Dows he say where the surrogates are from? The Ukraine is shocking for it and I know someone who got two babies from there from different mothers only a couple of weeks appart and during the war there.

They bought the babies from American women

EachandEveryone · 19/06/2023 01:05

Ah, the more expensive route. Like hundreds of gay men before them. Im literally sick of them coming up on my instagram. Every single gay couple in Hollywood and New York does this. Very few adopt.

Hairday · 19/06/2023 02:57

It really upsets me that surrogacy is becoming accepted and mainstream. It's messed up. That poor surrogate who had a "difficult birth". Now she's living with the consequences and two rich men are swanning around with their motherless daughter.

Purplefoalfoot · 19/06/2023 08:04

adviceneeded1990 · 18/06/2023 21:10

Should pregnant drug addicts and alcoholics be subject to forced termination under these thoughts? Plenty of babies are damaged by their biological parents pre- birth and from the first days of life…

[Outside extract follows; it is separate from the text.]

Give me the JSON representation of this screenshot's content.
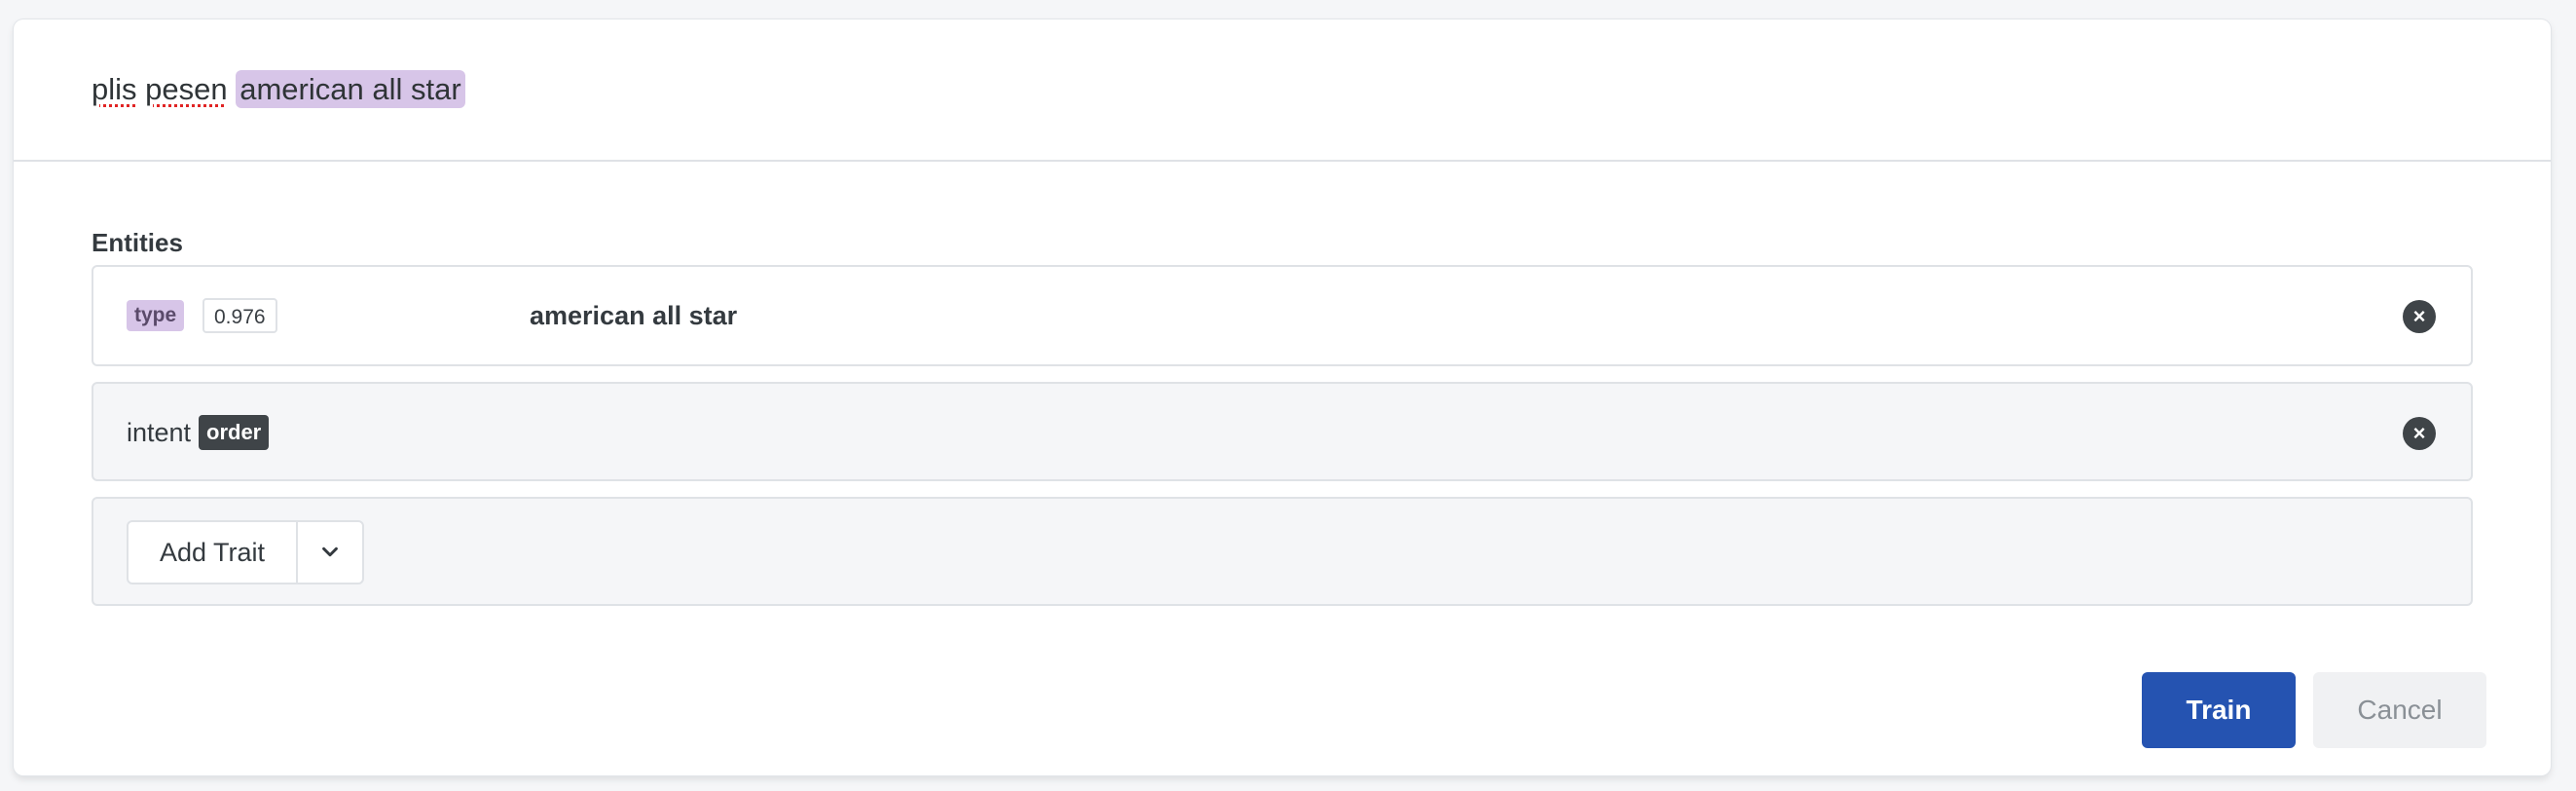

No, but surely you can see that it’s not a good idea to intentionally bring children into the world to be traumatised at birth.

Or do you think it’s good for children to be born to drug addicts? Would you purposely ‘commission’ a drug addict to have a baby? If your sister was a drug addict would be encouraging her to have a baby at all costs before she was clean? Your argument makes no sense and is irrelevant to the issue of surrogacy.

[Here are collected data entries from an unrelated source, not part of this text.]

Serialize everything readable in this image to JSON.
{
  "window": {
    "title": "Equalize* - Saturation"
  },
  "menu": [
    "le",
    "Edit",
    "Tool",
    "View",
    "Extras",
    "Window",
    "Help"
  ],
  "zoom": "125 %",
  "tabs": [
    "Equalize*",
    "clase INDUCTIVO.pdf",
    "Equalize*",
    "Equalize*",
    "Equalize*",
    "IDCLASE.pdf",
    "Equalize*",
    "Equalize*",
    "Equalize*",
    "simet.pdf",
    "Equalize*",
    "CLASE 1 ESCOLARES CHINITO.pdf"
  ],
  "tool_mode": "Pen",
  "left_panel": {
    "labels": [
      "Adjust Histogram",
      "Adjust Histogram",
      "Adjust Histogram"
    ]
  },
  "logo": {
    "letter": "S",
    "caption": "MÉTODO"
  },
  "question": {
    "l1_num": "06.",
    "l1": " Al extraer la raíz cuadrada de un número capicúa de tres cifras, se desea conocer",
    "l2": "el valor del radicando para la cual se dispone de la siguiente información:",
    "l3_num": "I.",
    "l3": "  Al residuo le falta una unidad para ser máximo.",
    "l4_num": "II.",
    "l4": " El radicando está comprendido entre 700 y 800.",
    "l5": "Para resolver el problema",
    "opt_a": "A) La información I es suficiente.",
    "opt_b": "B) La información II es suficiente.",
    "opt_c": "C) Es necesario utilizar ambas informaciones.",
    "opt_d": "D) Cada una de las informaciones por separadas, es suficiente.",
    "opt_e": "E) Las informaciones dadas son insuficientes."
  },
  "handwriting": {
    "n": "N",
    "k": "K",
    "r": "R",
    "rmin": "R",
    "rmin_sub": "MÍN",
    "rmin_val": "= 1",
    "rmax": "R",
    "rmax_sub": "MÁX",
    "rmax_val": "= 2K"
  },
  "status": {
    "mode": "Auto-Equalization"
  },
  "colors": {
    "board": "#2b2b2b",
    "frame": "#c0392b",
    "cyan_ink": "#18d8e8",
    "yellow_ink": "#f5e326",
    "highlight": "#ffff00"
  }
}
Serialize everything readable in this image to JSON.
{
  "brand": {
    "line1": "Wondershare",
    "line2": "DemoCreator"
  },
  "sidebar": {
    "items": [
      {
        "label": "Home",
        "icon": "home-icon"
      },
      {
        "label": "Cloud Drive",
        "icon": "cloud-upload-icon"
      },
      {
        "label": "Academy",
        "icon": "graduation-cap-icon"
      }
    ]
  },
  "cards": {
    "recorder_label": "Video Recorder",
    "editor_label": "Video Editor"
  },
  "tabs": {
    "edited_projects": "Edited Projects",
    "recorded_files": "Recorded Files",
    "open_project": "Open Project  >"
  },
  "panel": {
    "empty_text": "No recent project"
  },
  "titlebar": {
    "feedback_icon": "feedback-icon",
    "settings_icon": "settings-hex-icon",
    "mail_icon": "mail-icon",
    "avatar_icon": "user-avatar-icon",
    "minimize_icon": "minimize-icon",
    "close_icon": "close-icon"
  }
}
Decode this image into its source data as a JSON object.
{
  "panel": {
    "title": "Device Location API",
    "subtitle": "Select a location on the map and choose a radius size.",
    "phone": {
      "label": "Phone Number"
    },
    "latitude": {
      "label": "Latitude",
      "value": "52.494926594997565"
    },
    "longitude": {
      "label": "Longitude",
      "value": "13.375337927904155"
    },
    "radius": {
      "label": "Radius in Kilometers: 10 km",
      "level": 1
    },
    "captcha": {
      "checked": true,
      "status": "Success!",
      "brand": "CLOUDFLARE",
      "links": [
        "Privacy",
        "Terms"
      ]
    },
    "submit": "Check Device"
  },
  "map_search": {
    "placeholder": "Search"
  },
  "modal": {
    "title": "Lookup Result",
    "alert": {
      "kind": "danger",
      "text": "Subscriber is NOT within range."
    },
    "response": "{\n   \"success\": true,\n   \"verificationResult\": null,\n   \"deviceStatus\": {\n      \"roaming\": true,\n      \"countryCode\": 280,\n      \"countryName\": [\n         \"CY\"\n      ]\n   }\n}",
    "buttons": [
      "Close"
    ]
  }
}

Except of course to say that surrogates are more likely to be abused, traumatised women themselves who may have a background of susbstance abuse.

LifeIsPainHighness · 19/06/2023 08:12

Adam Kay is a disgusting misogynist so I am not the least bit surprised that he’s been entitled enough to think he can just borrow a couple of women’s wombs to suit his agenda.

LifeIsPainHighness · 19/06/2023 08:21

mycoffeecup · 18/06/2023 18:33

You don't understand medic humour and how dark it is. Of necessity, to get through life without all of us having PTSD from what we see

So that makes it OK to openly mock people with Down’s Syndrome and make money from it?

Bullshit

If you have to be a misogynist, racist, ableist etc to get through being a doctor then you need to immediately resign from the role

ScrollingLeaves · 19/06/2023 08:31

footballdramas · Yesterday 18:44
He also missed the birth for some reason. And yes he'll get a book out of it. When men parent children it's some kind of extraordinary challenge and sacrifice.
Sorry to derail but here is another man buying his children (twins in this case) via surrogate and now monetising them on every possible channel plus a book
.

https://womensagenda.com.au/life/womens-health-news/the-mini-period-why-fathers-must-take-active-roles-in-their-daughters-health/

If I knew my father had written that about me - and this girl will one day - I would feel fury, anguish, embarrassment and shame.
It is a complete breach of this girls’ privacy.

'The mini period': Why fathers must take active roles in their daughter's health

Relying on humans with vaginas to ‘deal with it’ is failing everyone, and it’s creating a divide between father and daughter.